Compliance

Any California resident who signs up for JCIL.AI is protected by the California Consumer Privacy Act as amended by the California Privacy Rights Act. We honor:

• Right to know — you can request a copy of all data we hold about you via the account settings page.
• Right to delete — you can delete your account and all associated data, either scheduled (30-day window, recoverable) or immediate hard delete.
• Right to correct — inaccurate profile fields can be corrected in account settings.
• Right to opt out of "sale" and "sharing" — we don't sell or share personal information for cross-context behavioral advertising, so there's nothing to opt out of by default. A formal opt-out toggle is available on the privacy settings page.
• Right to non-discrimination — we don't degrade service for customers who exercise their rights.

The Family Educational Rights and Privacy Act protects student education records at institutions receiving federal funding. If your university deploys JCIL Cloud in a context where educational records flow through the widget (e.g., embedded inside a student portal):

• JCIL.AI operates as a "school official" under FERPA's §99.31(a)(1) outsourcing provision, with a legitimate educational interest limited to providing the contracted service.
• We do not redisclose education records to any party outside our subprocessor list.
• We support the direct control requirement — you can terminate our access at any time by revoking your API keys; we immediately stop processing.
• Your institution remains the FERPA covered party. We recommend adding JCIL.AI to your official subprocessor directory and notifying parents/students per your existing policy.

For a signed FERPA addendum, submit the contact form with topic: DPA / legal addendum.

The Children's Online Privacy Protection Act regulates the collection of personal information from children under 13. Our default posture is that JCIL.AI is not directed at children under 13. If your K-12 school or ministry deploys the widget in a context where under-13 children may use it:

• Your school or organization serves as the school-official "operator" under the COPPA school-authorization framework (FTC 2014 guidance) — parental consent is obtained by your institution, not by JCIL.AI directly.
• We process data only for the educational purpose you configure in the widget's custom prompt.

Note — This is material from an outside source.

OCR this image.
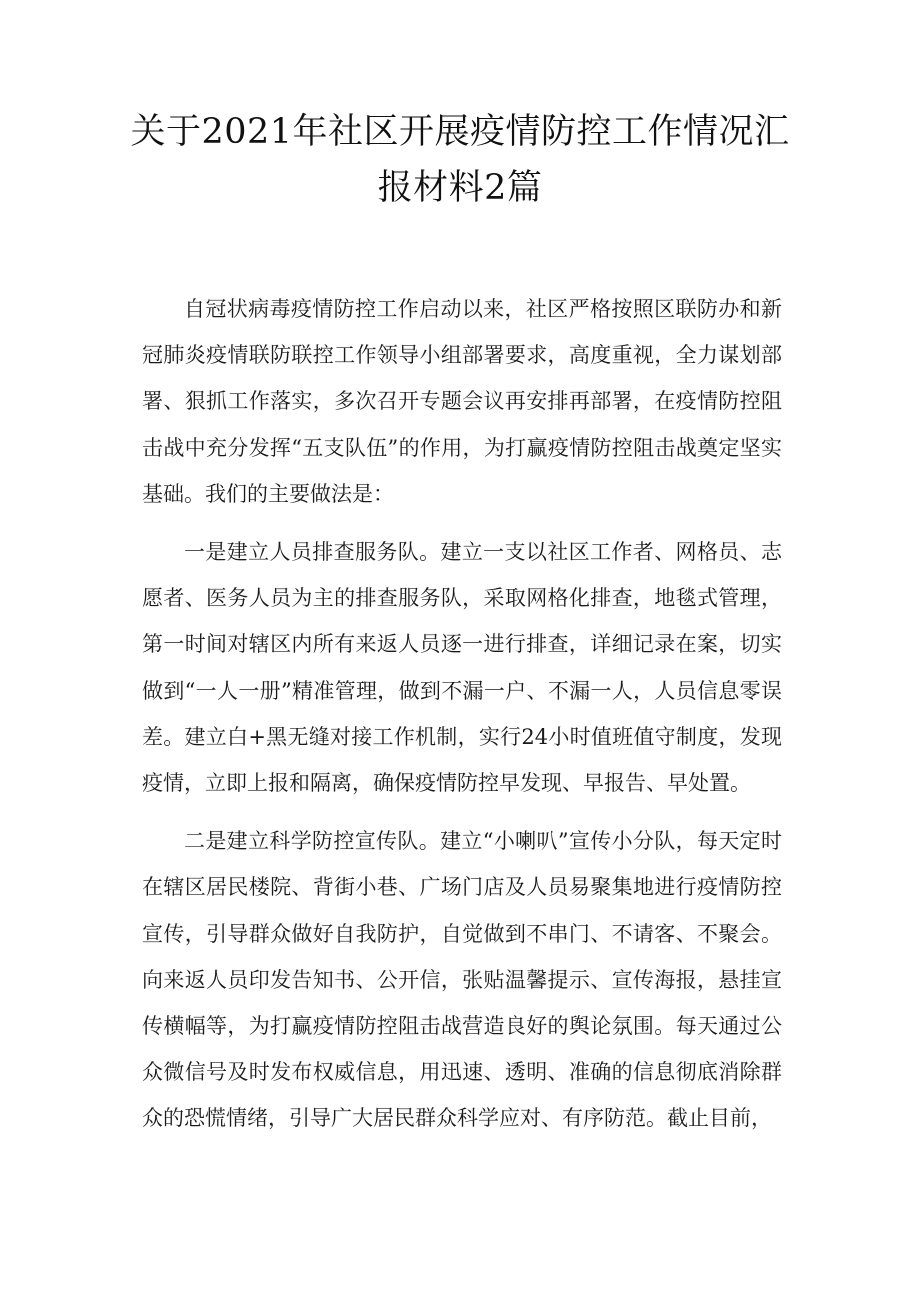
关于2021年社区开展疫情防控工作情况汇报材料2篇

自冠状病毒疫情防控工作启动以来，社区严格按照区联防办和新冠肺炎疫情联防联控工作领导小组部署要求，高度重视，全力谋划部署、狠抓工作落实，多次召开专题会议再安排再部署，在疫情防控阻击战中充分发挥“五支队伍”的作用，为打赢疫情防控阻击战奠定坚实基础。我们的主要做法是：

一是建立人员排查服务队。建立一支以社区工作者、网格员、志愿者、医务人员为主的排查服务队，采取网格化排查，地毯式管理，第一时间对辖区内所有来返人员逐一进行排查，详细记录在案，切实做到“一人一册”精准管理，做到不漏一户、不漏一人，人员信息零误差。建立白+黑无缝对接工作机制，实行24小时值班值守制度，发现疫情，立即上报和隔离，确保疫情防控早发现、早报告、早处置。

二是建立科学防控宣传队。建立“小喇叭”宣传小分队，每天定时在辖区居民楼院、背街小巷、广场门店及人员易聚集地进行疫情防控宣传，引导群众做好自我防护，自觉做到不串门、不请客、不聚会。向来返人员印发告知书、公开信，张贴温馨提示、宣传海报，悬挂宣传横幅等，为打赢疫情防控阻击战营造良好的舆论氛围。每天通过公众微信号及时发布权威信息，用迅速、透明、准确的信息彻底消除群众的恐慌情绪，引导广大居民群众科学应对、有序防范。截止目前，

No ad targeting, no profile building, no third-party sharing.
• We retain children's conversational data for the minimum necessary period and honor deletion requests from the parent or school of record within 30 days.
• If you deploy to students without clear school-official status, you must obtain verifiable parental consent before deployment.

JCIL.AI is not currently a HIPAA Business Associate and does not sign BAAs. If you operate a faith-based counseling practice:

• Do not submit Protected Health Information (PHI) to JCIL.AI — full names combined with diagnoses, treatment notes, prescription details, or insurance identifiers.
• JCIL.AI is a good fit for: intake triage, scheduling flows, resource referrals, FAQ automation, prayer support, and de-identified pastoral care conversations.
• Our safety-webhook system routes crisis signals to your on-call staff — we do not provide medical advice or clinical triage.
• If you need a HIPAA-eligible deployment, wait for our upcoming HIPAA tier, or ask about a dedicated single-tenant setup through compliance contact.

Multiple US states require disclosure that a user is interacting with an AI system. We comply by default:

• Every public chat interface clearly labels the assistant as AI.
• The embed widget shows a "Powered by JCIL Cloud" footer on every deployment.
• When asked "are you an AI," the model is instructed to answer truthfully and identify itself.
• Utah's AI Consumer Protection Act and Colorado SB205 obligations are met without operator configuration.

SOC 2 is on the roadmap as we scale. We are not SOC 2 certified today. The controls a Type 1 audit expects — least-privilege access, segregation of environments, encryption, change management, vulnerability scanning, incident response — are in place as practice; the third-party audit comes next.

If SOC 2 is a procurement blocker for your organization, submit the contact form with topic SOC 2 statusand we'll share our controls matrix and projected audit window.

JCIL.AI carries cyber liability insurance. Policy limits and carrier details are shared under NDA on request via the compliance contact form.

• We respond to valid legal process — subpoenas, court orders, warrants — within the timeframes required by law.
• We notify the account owner of requests concerning their account unless legally prohibited from doing so.
• We report Child Sexual Abuse Material (CSAM) to NCMEC (National Center for Missing & Exploited Children) as required by 18 U.S.C. §2258A.
• Legal process requests may be submitted via the compliance contact form with topic law enforcement.